Alim Yaşar, Peker’in “Silahlanın” çağrısı hakkında, İYİ Parti Genel Başkanı Meral Akşener’in yaptığı suç duyurusuna takipsizlik kararını veren savcıydı. Yaşar aynı zamanda, geçen sene Sedat Peker hakkında iddianame hazırlayan savcıydı. Yani Yaşar, Peker’in iktidarla iyi ilişki içerisinde olduğu dönemde kendisini kurtaran, ifşaatlar yaptığı dönemde ise hakkında iddianame hazırlayan kişiydi.
Sedat Peker, Savcı Yaşar’ın iktidardan aldığı talimatı kendisine ilettiğini öne sürmüştü.
KARAR DURUŞMASI ÖNCESİ MAHKEME "DARMADAĞIN" EDİLDİ
Balyoz davasının kritik aşamalarında yaşanan bu değişimin ardından, 5 Eylül’deki karar duruşmasının görüleceği İstanbul Anadolu 4. Ceza Mahkemesi adeta “darmadağın” edildi.
İstanbul Anadolu 4. Ağır Ceza Mahkemesi Başkanı Adem Kahriman, İstanbul Bölge Adliye Mahkemesi Daire Başkanı yapıldı.
Mahkemeye ayrıca iki yeni üye hakim atandı. Bu isimler hakim Sema Nuran Kılıç ve Onur Sadettin Bektaş’tı. Beykoz Sulh Ceza Hakimi Ramazan Oruç ise karar duruşması öncesi Anadolu 4. Ağır Ceza Mahkemesi’nin yeni başkanı oldu.
Karar duruşması öncesi tıpkı davanın seyrini değiştiren ve hapis talep edilen esas hakkındaki mütalaanın verileceği duruşma öncesindeki gibi bir değişim yapılması dikkat çekiciydi.

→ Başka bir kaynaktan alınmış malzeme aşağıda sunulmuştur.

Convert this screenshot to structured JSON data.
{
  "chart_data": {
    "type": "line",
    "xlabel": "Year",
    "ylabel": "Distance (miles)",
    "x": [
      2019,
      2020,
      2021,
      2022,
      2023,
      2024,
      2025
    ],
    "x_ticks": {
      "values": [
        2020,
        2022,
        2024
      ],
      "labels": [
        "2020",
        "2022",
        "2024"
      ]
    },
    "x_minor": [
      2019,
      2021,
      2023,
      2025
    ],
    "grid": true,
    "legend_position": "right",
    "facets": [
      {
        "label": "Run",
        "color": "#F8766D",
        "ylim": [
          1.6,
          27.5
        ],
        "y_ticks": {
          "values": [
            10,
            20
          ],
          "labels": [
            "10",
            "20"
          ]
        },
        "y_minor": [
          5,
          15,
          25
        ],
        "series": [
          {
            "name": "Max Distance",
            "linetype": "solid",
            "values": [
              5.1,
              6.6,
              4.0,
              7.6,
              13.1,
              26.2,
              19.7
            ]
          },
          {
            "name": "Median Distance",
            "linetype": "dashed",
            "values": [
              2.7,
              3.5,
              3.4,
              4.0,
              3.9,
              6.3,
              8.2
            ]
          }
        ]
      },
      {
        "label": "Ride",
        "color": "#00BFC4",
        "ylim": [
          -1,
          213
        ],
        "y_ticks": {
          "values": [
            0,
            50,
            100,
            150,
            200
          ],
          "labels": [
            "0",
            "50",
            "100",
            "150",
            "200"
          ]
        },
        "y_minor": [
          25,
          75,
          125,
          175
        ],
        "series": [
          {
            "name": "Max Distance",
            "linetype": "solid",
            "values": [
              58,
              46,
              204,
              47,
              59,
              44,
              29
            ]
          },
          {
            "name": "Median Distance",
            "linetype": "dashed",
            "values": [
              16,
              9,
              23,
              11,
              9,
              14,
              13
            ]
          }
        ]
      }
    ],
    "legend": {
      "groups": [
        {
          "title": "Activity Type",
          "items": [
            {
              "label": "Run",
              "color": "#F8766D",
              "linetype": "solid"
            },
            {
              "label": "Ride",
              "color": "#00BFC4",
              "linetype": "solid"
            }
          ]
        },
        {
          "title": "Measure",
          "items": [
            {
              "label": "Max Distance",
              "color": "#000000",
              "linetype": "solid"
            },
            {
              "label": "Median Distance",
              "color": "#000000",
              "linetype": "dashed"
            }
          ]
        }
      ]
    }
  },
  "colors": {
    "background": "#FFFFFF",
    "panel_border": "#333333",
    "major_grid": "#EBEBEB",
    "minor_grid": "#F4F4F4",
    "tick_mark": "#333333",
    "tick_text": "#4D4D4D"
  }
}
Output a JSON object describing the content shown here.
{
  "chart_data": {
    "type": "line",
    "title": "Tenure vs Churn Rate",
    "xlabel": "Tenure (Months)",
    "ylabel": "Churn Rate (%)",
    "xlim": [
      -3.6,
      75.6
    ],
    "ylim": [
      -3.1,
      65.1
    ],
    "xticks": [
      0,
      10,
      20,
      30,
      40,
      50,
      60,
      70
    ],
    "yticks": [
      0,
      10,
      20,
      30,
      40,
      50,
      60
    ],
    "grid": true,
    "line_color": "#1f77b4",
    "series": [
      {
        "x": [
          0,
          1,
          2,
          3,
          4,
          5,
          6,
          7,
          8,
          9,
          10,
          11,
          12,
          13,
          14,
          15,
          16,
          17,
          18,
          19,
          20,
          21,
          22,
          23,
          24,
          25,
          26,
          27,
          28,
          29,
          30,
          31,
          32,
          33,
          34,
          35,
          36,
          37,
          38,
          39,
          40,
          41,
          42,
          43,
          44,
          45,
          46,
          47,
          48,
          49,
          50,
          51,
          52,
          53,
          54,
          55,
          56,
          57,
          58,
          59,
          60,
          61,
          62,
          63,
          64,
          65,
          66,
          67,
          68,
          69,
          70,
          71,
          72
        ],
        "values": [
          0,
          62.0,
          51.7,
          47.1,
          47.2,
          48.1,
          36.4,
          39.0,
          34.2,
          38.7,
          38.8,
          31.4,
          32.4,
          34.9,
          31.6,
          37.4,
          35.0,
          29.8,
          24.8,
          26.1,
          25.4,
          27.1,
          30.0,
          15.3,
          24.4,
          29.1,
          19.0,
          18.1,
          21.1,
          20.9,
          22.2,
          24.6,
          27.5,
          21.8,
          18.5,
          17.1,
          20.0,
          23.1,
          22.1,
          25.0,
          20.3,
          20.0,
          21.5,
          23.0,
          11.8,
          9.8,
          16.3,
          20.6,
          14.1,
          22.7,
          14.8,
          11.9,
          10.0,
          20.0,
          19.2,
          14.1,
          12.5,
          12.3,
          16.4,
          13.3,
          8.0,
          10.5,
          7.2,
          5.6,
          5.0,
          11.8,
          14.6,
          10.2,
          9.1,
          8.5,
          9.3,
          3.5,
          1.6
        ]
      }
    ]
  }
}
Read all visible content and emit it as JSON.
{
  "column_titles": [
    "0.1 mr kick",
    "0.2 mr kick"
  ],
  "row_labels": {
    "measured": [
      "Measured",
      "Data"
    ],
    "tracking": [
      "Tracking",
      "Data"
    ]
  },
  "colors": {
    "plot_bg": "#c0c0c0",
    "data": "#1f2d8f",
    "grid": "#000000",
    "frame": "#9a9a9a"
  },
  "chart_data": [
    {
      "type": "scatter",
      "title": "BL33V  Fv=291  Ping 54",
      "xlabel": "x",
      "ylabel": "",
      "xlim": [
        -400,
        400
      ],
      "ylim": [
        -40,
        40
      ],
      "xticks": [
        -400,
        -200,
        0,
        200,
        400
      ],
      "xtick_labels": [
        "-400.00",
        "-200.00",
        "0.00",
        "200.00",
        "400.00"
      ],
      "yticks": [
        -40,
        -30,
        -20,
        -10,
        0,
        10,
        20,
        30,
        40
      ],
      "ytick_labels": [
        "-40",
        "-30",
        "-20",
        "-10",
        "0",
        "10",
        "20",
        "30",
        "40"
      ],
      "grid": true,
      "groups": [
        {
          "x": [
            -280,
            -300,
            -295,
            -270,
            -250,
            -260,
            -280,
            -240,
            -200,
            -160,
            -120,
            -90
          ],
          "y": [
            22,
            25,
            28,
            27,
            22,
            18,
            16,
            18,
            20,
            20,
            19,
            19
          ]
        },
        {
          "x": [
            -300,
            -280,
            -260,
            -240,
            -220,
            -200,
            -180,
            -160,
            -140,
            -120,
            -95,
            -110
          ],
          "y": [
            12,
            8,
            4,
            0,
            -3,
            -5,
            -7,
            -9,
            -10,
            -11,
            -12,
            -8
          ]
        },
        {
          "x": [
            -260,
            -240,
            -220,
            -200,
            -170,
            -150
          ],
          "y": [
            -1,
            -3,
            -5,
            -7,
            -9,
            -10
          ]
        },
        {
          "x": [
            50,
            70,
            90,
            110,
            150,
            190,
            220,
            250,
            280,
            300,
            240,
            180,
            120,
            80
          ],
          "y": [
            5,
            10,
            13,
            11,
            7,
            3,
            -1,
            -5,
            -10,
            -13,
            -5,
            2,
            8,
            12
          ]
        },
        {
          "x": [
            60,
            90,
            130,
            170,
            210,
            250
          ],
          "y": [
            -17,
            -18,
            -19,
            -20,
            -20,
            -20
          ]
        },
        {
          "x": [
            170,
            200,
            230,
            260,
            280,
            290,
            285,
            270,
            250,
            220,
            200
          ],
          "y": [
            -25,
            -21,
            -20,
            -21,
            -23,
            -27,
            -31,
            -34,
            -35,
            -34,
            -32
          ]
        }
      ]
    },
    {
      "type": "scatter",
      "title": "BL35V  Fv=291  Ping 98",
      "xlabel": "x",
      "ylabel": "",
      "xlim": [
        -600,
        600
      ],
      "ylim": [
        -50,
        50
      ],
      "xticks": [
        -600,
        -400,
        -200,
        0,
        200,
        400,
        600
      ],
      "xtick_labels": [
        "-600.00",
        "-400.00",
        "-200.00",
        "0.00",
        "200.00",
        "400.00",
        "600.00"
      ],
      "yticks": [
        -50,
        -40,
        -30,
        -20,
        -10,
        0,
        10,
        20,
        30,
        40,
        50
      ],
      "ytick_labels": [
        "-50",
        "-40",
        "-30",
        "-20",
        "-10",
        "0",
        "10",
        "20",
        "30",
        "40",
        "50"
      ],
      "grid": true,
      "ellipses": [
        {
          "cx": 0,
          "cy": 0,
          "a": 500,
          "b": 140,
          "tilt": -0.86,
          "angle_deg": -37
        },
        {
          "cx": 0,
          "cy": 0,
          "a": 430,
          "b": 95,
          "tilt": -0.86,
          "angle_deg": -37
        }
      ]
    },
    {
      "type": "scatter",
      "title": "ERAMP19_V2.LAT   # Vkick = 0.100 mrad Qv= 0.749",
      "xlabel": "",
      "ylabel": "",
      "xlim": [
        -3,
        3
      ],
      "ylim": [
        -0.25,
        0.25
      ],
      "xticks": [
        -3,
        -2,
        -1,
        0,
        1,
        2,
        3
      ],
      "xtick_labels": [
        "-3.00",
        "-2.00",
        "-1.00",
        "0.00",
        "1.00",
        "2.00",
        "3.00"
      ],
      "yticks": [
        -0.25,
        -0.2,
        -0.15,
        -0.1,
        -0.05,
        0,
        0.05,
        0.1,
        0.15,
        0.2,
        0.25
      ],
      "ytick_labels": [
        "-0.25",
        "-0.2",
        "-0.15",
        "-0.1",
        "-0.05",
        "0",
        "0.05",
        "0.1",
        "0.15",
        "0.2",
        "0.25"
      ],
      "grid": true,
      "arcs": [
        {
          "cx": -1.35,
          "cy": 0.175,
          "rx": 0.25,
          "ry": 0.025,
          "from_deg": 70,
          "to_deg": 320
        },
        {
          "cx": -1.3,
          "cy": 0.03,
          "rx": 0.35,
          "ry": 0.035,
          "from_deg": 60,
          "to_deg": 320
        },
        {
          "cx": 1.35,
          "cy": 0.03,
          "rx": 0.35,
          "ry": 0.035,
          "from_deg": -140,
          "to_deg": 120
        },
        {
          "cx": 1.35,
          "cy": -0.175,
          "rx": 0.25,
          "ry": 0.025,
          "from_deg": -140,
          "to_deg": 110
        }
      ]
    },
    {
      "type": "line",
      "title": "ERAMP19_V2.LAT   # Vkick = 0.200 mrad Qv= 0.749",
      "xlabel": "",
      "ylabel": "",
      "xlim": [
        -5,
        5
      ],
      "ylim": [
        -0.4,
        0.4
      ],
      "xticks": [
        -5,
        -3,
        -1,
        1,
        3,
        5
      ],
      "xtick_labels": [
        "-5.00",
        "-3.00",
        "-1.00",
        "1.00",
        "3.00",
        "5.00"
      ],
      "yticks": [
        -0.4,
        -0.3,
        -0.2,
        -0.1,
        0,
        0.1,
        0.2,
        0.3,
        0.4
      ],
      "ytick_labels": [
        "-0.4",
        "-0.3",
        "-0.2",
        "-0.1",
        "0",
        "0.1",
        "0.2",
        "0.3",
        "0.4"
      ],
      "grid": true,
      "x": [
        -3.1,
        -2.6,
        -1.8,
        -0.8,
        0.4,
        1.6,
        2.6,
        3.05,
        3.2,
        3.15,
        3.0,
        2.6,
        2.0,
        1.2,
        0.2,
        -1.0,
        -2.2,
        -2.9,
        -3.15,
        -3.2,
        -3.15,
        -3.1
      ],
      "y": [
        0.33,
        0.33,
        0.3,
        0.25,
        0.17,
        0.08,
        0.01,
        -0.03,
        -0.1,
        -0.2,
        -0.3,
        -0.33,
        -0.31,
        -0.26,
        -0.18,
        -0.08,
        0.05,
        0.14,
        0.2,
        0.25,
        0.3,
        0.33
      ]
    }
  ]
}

"HER AŞAMASI HUKUKA AYKIRI, DAVADAKİ SİYASİ ETKİ BARİZ"
Konuyla ilgili Gerçek Gündem’e açıklamalarda bulunan Avukat Hüseyin Ersöz, bu tarz değişikliklerin siyasi dava süreçlerinde sıklıkla görüldüğünü ifade etti. Ersöz, esas hakkındaki mütalaa öncesinde de duruşma savcısının değiştirildiğini hatırlattı ve “Siyasilerin yargıyı bir araç olarak kullanma beklentisi, adalet sisteminin en büyük sorununu oluşturmaktadır” dedi.
Ersöz şunları söyledi:
“Balyoz Davası'na bakan İstanbul Anadolu 4. Ağır Ceza Mahkemesi Başkanının Bölge Adliye Mahkemesi'ne atanması, 5 Eylül tarihli Karar duruşması öncesinde dikkat çekici bir durumdur. Öyle ki, benzer bir süreç Esasa İlişkin Mütalaa öncesinde duruşma savcısının değişiminde de yaşanmış, kamuoyunun yakından tanıdığı bir isim duruşma savcısı olarak atanmıştır. Bu kişinin verdiği mütalaa, hukuka aykırı şekilde tüm sanıkların cezalandırılması yönünde olmuştur.
Bu tarz değişiklikler, ne yazık ki siyasi dava süreçlerinde sıklıkla gözlemlenmekte ve çoğunlukla Sanıkların aleyhine bir sonuç doğurmaktadır. 2010 senesinde başlayan Balyoz Davası, 12 yıldır sürmektedir. Her aşamasında hukuka aykırı delil, karar ve uygulamaların etkisi görünen bu siyasi yargılama sürecinde Adil Yargılanma Hakkı'na uygun bir karar verilmesi kamuoyunun beklentisidir. Ancak, iktidar temsilcileri tarafından halihazırda bir iç politika malzemesi yapılan davadaki siyasi etki de bir o kadar barizdir.
Geçmişte örneğine sıkça rastladığımız, görev taltifi adı altında gerçekleşen bu müdahalelerin Adil Yargılanma Hakkı'nın ihlalini oluşturduğu ise şüphesidir. Siyasilerin yargıyı bir araç olarak kullanma beklentisi, adalet sisteminin en büyük sorununu oluşturmaktadır.”